The following image shows the Endeca Content Acquisition System
components as they work together in a typical implementation to crawl data
sources and produce Endeca records:

The Endeca Content Acquisition System is made up of the following
components:
- The Endeca CAS Service is a
servlet container that runs the CAS Server, the Component Instance Manager, and
any number of Record Store instances (one per data source).
- The CAS Server is the
component that manages all file system and CMS crawling operations. The CAS
Server is documented in the
Endeca CAS Developer's Guide.
- The CAS Console for Endeca
Workbench is a Web-based application used to crawl various data sources
including file systems and content management systems. During the Content
Acquisition System installation, the CAS Console is installed as an extension
to Endeca Workbench. The CAS Console is documented in the
Endeca CAS Console Help.
- The CAS Server API allows
users to write programs that communicate with the CAS Server. The CAS Server
API has a WSDL interface and also a CAS Server Command-line Utility.

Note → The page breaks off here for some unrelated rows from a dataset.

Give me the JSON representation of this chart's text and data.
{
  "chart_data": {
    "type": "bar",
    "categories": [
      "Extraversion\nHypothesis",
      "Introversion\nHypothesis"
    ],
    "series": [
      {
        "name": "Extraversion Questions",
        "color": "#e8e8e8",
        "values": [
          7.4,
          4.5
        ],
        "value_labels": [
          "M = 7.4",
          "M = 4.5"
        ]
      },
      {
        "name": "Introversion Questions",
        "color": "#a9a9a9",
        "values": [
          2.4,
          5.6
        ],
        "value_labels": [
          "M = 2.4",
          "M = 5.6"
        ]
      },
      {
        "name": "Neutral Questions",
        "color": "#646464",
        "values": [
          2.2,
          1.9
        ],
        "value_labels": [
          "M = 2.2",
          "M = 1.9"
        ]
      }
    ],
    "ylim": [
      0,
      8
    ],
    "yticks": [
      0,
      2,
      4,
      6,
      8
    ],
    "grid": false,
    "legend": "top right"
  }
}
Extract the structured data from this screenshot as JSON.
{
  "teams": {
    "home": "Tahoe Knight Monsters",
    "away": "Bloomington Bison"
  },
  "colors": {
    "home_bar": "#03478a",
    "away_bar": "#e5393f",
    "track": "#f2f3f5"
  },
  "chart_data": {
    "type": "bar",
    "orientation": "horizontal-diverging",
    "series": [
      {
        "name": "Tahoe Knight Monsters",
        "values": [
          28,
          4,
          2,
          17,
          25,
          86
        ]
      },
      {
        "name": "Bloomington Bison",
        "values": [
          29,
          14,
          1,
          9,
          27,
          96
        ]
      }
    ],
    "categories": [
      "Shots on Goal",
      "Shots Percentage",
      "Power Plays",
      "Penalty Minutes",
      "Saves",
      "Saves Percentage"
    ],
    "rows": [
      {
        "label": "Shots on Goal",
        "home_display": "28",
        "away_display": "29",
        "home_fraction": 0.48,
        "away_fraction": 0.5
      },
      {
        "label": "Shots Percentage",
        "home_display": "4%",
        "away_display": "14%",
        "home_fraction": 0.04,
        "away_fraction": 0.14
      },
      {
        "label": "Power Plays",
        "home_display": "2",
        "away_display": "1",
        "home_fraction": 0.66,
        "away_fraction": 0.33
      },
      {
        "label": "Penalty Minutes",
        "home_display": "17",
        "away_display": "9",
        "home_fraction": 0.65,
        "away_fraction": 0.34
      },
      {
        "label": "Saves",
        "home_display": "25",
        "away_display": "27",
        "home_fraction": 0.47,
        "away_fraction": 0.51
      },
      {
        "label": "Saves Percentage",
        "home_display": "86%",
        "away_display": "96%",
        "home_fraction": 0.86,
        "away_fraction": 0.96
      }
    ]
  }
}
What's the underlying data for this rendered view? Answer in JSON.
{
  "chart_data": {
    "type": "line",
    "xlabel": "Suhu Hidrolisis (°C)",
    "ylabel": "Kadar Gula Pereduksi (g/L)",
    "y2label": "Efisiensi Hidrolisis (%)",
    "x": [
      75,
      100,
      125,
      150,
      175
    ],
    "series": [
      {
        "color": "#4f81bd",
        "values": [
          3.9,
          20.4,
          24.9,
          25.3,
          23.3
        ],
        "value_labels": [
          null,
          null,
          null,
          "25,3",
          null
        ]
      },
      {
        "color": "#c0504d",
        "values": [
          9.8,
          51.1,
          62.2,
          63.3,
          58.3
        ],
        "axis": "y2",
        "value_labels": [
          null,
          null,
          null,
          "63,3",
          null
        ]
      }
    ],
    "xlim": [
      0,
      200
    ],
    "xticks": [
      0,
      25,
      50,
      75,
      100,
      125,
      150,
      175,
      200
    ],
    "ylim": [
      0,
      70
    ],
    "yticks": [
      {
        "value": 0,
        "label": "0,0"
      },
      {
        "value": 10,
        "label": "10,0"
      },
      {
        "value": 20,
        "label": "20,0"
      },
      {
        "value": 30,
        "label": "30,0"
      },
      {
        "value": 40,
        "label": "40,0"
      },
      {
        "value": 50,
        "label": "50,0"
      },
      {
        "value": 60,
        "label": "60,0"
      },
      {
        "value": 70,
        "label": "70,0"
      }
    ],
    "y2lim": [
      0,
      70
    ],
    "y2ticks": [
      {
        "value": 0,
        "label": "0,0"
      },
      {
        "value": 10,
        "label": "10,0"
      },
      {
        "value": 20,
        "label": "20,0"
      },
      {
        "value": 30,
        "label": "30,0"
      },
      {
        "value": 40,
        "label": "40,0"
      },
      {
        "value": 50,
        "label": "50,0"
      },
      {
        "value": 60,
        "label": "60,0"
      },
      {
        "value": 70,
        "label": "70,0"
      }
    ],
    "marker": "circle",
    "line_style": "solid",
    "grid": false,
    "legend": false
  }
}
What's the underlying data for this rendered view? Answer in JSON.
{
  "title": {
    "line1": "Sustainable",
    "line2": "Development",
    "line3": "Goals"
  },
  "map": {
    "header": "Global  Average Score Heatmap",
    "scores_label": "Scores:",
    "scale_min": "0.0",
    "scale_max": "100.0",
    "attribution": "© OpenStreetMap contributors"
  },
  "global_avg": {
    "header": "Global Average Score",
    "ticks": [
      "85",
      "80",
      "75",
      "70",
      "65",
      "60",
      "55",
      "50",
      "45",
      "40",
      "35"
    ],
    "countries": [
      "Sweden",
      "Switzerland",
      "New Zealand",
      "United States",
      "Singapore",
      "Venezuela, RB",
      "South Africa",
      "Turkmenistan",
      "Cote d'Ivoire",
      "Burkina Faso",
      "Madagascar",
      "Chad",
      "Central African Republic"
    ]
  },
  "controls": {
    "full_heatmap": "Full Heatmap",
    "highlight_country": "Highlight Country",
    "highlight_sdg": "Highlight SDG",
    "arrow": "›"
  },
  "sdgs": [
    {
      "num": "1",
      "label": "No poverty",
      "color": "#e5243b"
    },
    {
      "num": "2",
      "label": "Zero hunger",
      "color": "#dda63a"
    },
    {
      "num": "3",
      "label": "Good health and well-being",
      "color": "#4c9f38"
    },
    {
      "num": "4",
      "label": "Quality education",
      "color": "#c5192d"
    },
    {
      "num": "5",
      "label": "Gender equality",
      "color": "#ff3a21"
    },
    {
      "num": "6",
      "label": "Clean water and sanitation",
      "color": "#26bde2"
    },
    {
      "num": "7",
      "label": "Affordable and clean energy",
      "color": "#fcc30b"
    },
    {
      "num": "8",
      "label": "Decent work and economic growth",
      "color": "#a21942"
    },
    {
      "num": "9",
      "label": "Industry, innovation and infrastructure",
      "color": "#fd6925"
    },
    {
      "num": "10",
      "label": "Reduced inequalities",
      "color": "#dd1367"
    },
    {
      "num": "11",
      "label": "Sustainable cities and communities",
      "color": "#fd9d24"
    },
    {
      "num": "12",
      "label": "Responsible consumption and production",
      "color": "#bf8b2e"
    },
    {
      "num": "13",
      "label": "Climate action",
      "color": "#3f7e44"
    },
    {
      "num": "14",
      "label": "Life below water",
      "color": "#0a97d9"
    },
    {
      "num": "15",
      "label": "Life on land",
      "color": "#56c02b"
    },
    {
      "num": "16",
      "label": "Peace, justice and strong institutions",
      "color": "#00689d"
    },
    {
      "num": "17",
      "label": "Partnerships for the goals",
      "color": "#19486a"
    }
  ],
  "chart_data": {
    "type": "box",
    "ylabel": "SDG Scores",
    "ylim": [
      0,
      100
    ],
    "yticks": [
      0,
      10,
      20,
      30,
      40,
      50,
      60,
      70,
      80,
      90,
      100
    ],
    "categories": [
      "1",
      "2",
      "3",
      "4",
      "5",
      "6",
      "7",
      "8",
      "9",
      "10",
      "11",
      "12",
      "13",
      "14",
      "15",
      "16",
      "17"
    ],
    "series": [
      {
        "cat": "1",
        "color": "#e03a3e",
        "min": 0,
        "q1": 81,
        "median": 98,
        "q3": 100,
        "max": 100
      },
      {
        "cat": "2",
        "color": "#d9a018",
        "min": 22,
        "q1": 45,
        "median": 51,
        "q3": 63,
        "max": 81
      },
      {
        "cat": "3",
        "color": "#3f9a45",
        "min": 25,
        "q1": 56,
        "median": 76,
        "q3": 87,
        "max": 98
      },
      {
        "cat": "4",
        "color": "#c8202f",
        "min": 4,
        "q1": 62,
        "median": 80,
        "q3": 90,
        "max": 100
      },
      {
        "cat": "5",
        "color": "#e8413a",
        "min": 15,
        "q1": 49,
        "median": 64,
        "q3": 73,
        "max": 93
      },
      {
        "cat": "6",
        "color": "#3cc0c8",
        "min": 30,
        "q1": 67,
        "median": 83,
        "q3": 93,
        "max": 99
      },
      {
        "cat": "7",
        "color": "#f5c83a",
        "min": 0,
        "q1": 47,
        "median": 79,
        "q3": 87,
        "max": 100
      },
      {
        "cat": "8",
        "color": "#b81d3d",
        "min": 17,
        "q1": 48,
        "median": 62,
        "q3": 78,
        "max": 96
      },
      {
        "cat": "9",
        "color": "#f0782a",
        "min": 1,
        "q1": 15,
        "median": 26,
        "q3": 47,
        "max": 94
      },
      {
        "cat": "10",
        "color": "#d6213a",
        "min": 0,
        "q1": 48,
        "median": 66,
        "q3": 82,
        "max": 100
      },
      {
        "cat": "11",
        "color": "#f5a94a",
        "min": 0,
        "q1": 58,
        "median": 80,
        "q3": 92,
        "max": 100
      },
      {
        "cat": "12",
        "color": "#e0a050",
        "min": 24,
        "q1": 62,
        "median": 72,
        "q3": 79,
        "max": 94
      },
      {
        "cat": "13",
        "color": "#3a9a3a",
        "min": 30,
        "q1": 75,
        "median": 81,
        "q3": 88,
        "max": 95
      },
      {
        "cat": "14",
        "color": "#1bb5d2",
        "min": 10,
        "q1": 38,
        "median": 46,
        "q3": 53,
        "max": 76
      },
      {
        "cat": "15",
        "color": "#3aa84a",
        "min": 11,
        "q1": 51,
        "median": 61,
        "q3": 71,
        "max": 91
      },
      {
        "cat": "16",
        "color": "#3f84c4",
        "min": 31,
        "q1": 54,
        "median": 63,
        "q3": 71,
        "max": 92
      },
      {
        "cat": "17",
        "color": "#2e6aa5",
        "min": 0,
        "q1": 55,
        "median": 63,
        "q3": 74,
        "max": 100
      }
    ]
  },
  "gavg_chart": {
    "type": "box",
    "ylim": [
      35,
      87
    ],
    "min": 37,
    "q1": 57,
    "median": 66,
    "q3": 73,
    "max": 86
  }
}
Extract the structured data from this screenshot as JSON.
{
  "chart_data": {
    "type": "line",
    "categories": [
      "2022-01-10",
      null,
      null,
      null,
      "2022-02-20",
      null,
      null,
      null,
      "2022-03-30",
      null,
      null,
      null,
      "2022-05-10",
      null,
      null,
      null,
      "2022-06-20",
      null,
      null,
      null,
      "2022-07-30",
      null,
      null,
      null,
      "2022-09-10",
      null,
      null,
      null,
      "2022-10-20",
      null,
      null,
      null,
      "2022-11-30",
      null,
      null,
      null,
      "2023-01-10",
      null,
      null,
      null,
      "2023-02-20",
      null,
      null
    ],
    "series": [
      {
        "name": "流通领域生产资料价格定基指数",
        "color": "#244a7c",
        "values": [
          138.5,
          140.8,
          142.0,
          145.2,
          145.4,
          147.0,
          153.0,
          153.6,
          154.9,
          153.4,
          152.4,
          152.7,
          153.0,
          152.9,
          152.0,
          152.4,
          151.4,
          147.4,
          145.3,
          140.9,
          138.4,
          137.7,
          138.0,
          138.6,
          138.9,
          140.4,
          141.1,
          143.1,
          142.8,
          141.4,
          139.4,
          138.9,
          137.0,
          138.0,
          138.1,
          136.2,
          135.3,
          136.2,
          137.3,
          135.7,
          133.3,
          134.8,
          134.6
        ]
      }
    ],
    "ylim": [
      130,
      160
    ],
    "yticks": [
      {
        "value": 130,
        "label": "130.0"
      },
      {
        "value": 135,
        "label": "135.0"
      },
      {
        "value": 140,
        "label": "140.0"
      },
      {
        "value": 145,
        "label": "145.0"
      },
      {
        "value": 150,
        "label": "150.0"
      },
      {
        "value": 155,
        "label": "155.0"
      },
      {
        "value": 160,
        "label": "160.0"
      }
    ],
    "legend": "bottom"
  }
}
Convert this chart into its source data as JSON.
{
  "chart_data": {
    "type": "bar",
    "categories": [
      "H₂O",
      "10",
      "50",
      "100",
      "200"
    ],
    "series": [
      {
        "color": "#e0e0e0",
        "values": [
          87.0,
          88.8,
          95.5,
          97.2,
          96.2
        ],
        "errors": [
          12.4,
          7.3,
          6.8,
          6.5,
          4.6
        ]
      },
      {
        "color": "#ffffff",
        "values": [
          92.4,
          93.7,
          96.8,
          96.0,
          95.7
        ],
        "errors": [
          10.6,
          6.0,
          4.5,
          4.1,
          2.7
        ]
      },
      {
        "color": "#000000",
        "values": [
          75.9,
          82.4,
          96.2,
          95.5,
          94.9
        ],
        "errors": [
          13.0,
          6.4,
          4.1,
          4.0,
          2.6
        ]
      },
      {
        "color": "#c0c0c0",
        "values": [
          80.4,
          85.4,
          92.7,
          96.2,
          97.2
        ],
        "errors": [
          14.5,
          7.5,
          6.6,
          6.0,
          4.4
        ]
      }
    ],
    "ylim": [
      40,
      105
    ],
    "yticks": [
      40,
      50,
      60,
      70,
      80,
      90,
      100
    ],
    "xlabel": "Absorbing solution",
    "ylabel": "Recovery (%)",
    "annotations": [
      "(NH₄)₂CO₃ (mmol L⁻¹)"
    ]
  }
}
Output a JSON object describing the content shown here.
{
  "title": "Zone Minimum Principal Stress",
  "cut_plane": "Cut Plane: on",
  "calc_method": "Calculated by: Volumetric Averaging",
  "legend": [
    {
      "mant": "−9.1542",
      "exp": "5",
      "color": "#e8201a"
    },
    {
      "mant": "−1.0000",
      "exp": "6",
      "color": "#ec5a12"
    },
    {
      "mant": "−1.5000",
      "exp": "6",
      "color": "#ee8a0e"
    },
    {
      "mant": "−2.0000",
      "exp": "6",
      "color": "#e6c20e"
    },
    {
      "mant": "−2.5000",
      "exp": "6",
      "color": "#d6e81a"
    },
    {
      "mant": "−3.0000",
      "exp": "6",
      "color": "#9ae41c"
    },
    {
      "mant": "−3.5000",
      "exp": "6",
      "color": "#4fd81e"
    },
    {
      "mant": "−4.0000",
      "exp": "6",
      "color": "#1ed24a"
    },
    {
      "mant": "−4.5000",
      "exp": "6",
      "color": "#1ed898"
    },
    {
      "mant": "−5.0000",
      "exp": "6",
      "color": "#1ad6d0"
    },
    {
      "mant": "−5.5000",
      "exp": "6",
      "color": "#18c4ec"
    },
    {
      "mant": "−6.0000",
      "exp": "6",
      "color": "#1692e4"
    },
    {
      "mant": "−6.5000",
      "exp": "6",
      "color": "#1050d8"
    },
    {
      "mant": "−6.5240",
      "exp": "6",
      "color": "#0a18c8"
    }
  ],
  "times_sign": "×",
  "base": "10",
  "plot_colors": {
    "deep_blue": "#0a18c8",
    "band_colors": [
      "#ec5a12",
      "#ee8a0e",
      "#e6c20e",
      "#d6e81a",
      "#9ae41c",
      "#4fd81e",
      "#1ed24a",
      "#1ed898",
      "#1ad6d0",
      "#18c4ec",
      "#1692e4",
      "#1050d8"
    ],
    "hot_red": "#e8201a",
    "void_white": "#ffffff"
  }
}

The API is
documented in the
Endeca CAS API Guide.
- The Dimension Value Id
Manager is a CAS component that creates, stores, and retrieves dimension value
identifiers.
- The Endeca Web Crawler
manages all Web crawl-related operations. This component is documented in the
Endeca Web Crawler Guide.
- Endeca CMS connectors are
available for use in the CAS Console for Endeca Workbench or the CAS Server
API. CMS connectors provide a means to access and crawl data sources in a wide
variety of CMS types, such as Documentum, eRoom, FileNet, JSR-170 compliant
repositories, Lotus Notes, Microsoft SharePoint, and Interwoven TeamSite.
- The Component Instance
Manager creates, lists, and deletes Record Store instances. The Component
Instance Manager has a WSDL interface and also a CIM Command-line Utility.
- The Endeca Record Store
provides persistent storage for generations of records. The Record Store has a
WSDL interface and also a Record Store Command-line Utility. The CAS Server
writes crawl output from each data source to a unique Record Store instance.
- The CAS Extension API
provides interfaces and classes to build extensions such as custom data sources
and custom manipulators. You package extensions into a plug-in and install it
into the Content Acquisition System. After you install the plug-in, the
extensions are available and configurable using the CAS Console, the CAS Server
API, and the CAS Server Command-line Utility.